A good measuring stick for Khan is the way he boxed against Canelo. He actually had lots of success in the early part of that fight, before being stopped in the 6th round. He was more patient and measured in his approach and showed he has the ability to outbox almost anyone on his day. As a punter, there is a massive part of me that sees huge value in Khan at 9/1 (Betfair), and can genuinely see him causing an upset on his best form. Those who want to take a punt on Khan can get great value, with Khan to win by decision (the most likely outcome in the event of a Khan victory) at 15/1 with Marathon Bet.

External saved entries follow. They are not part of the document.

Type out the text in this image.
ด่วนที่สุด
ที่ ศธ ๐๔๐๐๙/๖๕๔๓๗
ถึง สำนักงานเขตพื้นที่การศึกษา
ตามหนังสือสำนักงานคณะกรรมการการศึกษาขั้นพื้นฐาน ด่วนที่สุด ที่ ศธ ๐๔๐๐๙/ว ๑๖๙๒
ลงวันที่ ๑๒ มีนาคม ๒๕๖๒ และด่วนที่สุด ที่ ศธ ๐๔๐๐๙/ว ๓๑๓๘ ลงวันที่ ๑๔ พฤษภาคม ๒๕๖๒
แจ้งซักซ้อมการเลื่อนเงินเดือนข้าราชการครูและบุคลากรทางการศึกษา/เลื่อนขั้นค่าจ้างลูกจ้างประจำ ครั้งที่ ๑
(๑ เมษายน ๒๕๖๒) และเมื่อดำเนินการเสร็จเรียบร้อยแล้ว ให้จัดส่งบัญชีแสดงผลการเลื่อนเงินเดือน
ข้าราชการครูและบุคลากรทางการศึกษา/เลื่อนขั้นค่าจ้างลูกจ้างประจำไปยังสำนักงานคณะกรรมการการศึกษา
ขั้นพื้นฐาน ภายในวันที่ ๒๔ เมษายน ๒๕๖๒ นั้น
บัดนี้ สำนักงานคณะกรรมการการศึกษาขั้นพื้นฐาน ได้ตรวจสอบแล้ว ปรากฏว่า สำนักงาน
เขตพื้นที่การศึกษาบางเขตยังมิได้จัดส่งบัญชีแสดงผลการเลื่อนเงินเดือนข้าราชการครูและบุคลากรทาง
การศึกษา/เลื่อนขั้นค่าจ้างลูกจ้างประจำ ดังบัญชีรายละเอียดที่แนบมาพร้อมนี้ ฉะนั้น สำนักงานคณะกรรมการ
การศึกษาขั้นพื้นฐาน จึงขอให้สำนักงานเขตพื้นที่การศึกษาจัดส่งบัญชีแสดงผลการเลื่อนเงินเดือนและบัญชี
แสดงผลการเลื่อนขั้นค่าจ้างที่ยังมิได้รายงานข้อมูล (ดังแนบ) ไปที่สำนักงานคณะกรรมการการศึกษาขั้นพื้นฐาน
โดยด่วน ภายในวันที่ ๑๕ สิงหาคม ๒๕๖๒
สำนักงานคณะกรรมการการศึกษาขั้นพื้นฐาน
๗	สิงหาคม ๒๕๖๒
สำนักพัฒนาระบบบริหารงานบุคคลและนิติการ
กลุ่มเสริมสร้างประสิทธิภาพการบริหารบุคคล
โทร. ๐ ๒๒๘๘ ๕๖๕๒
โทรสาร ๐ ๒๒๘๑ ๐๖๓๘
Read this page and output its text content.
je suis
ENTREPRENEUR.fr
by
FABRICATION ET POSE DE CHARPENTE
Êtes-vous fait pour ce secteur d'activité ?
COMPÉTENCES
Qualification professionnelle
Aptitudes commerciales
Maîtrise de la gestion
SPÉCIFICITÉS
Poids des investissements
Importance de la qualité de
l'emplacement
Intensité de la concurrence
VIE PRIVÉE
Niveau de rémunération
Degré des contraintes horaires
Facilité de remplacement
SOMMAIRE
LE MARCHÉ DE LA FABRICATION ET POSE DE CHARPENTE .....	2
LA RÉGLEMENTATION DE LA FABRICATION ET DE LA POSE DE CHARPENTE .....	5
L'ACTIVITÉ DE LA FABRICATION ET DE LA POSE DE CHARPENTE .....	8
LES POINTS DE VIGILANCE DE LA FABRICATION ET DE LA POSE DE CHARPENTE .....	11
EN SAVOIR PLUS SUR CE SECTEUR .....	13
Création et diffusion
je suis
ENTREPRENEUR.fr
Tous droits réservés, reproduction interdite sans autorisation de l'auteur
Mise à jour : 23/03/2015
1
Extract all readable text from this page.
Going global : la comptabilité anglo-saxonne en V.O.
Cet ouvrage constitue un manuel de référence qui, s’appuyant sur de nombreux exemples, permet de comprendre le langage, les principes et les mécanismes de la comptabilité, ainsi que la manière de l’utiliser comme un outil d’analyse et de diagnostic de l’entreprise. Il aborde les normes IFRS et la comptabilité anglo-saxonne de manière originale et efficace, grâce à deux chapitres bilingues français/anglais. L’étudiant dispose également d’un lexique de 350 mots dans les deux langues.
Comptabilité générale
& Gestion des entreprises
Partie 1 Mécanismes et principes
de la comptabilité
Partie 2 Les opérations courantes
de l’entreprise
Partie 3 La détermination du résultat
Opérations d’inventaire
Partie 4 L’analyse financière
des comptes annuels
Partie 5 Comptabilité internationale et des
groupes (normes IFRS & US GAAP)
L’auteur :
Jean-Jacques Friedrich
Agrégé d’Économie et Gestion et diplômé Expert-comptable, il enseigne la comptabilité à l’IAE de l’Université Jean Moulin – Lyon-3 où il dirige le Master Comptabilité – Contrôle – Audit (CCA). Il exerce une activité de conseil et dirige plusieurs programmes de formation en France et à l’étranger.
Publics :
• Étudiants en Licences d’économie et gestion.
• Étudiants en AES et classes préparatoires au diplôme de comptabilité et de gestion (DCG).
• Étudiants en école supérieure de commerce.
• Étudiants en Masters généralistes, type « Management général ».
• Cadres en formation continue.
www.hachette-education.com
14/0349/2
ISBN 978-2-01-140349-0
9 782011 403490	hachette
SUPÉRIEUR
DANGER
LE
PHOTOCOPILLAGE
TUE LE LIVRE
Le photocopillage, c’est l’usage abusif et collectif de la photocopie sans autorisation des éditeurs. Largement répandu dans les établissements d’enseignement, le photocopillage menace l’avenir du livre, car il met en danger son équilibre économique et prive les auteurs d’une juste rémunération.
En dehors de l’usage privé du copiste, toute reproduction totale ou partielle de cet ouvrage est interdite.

Crawford’s outright odds make him unattractive to back, so value for backing Crawford needs to be found elsewhere. In terms of how the fight pans out, Crawford is likely to take the early rounds easy, getting a look at Khan who I expect to lead on the cards through 4 rounds. Once Crawford has settled into his groove, he will start setting traps and timing Khan, using his immaculate footwork and balance to get a variation of shots off when Khan moves in. He’s likely to start to take over the fight from the 4th onwards and win a late stoppage (Crawford rnds 9-12 is 7/2 with Sky Bet) or decision victory (Crawford pts is 4/1 with Sporting Bet). Crawford has shown already that given half an opportunity he really puts his foot on the gas and goes after his opponent when he hurts him, all the while maintaining his form and balance. This, alongside Khan’s shakey whiskers, means the late stoppage markets look a good bet.
If, like me, you are an old school romantic Khan fan and want to have a little nibble on him upsetting the odds, stick him in the Brit Boxer Treble (BBT©) with Dereck Chisora (1/9 against Senad Gashi) and Dave Allen (4/9 against Lucas Browne). Both Chisora and Allen are in tough fights against opponents who are a handful, but the treble pays 14.54/1 for what would be a great night for British boxers.